La Nuova Ferrara

Ferrara

La decisione

A Goro la scuola è già finita: perché si è deciso di chiudere in anticipo

Lorenzo Gatti
A Goro la scuola è già finita: perché si è deciso di chiudere in anticipo

Il provvedimento riguarda la primaria e la secondaria

2 MINUTI DI LETTURA





Goro Quest’anno le vacanze iniziano prima. Con l’ordinanza numero 110 dello scorso 28 maggio, la sindaca di Goro, Marika Bugnoli, ha disposto la chiusura anticipata a decorrere dal 30 maggio fino all’inizio del prossimo anno scolastico della scuola primaria e della scuola secondaria di primo grado di via Cavicchini a Goro, per l’avvio delle operazioni preliminari di trasloco e dei successivi lavori di demolizione dell’edificio scolastico.

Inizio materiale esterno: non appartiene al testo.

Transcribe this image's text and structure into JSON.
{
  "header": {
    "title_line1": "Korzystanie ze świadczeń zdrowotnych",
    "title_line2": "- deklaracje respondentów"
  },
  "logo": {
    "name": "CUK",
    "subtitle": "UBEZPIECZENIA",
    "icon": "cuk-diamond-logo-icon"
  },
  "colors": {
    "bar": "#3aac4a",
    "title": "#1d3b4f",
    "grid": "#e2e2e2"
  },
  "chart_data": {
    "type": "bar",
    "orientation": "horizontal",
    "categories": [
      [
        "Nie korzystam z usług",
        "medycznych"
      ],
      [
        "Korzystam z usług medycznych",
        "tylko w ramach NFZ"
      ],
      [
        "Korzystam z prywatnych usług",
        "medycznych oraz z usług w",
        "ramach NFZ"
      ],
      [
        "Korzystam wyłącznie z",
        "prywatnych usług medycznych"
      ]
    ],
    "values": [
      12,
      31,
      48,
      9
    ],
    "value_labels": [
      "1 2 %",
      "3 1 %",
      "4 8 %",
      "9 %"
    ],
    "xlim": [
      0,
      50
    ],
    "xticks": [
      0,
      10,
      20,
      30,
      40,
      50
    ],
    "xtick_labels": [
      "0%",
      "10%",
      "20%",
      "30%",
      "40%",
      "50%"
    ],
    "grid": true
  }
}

Questo atto è in previsione del trasferimento, dal prossimo settembre, degli studenti nel nuovo polo che, una volta completato, prevederà la presenza del nido, già terminato, del plesso che riunirà primaria e secondaria, quasi ultimato, e della futura scuola dell’infanzia, i cui lavori cominceranno dopo l’abbattimento dell’edificio che ospitava primaria e secondaria fino a venerdì scorso in quanto, su parte dell’area occupata da quest’ultimo, sorgerà il nuovo plesso.

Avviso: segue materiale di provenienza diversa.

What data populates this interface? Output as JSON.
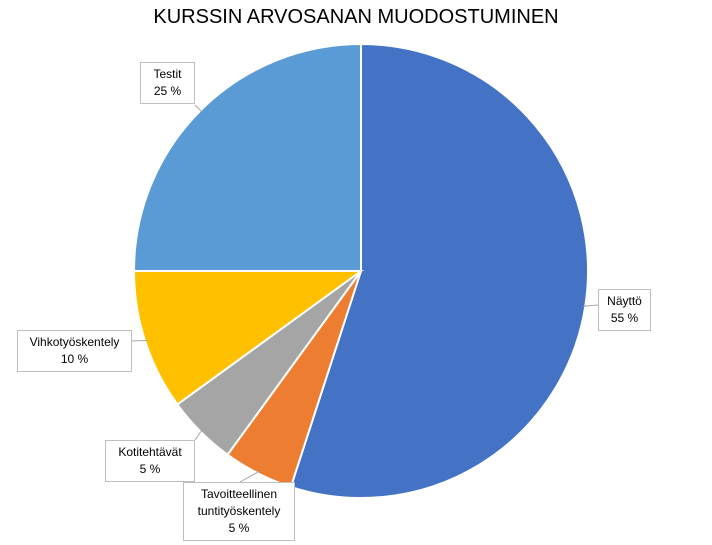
{
  "chart_data": {
    "type": "pie",
    "title": "KURSSIN ARVOSANAN MUODOSTUMINEN",
    "categories": [
      "Näyttö",
      "Tavoitteellinen tuntityöskentely",
      "Kotitehtävät",
      "Vihkotyöskentely",
      "Testit"
    ],
    "values": [
      55,
      5,
      5,
      10,
      25
    ],
    "value_labels": [
      "55 %",
      "5 %",
      "5 %",
      "10 %",
      "25 %"
    ],
    "colors": [
      "#4472c4",
      "#ed7d31",
      "#a5a5a5",
      "#ffc000",
      "#5b9bd5"
    ]
  }
}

Il nuovo “campus”, realizzato con un finanziamento da circa 9 milioni di euro, riunirà quindi nella stessa zona tutti gli ordini scolastici (esclusa la secondaria di secondo grado). Il Comune di Goro ha realizzato il nuovo plesso scolastico, recita il comunicato, finanziato nell’ambito del Piano nazionale di ripresa e resilienza (Pnrr), destinato ad accogliere gli alunni della scuola primaria e della scuola secondaria di primo grado dell’Istituto comprensivo “A. Manzoni” di Mesola.

I lavori di realizzazione del nuovo edificio scolastico risultano ultimati e il trasferimento delle attività didattiche nel nuovo plesso è in corso di completamento; si rende necessario procedere con urgenza all’avvio delle operazioni preliminari e dei lavori di demolizione dell’attuale edificio scolastico sito in Goro, via Cavicchini, al fine di rispettare il cronoprogramma dell’intervento pubblico.

Dal momento che è indispensabile un numero minimo di giorni di lezione per validare il corrente anno scolastico, la prima cittadina gorese Marika Bugnoli ha tenuto a specificare che le autorità comunali e scolastiche hanno verificato che la chiusura anticipata non pregiudica in alcun modo il raggiungimento del numero minimo di giorni di lezione previsti dalla normativa ministeriale vigente per la validità dell’anno scolastico.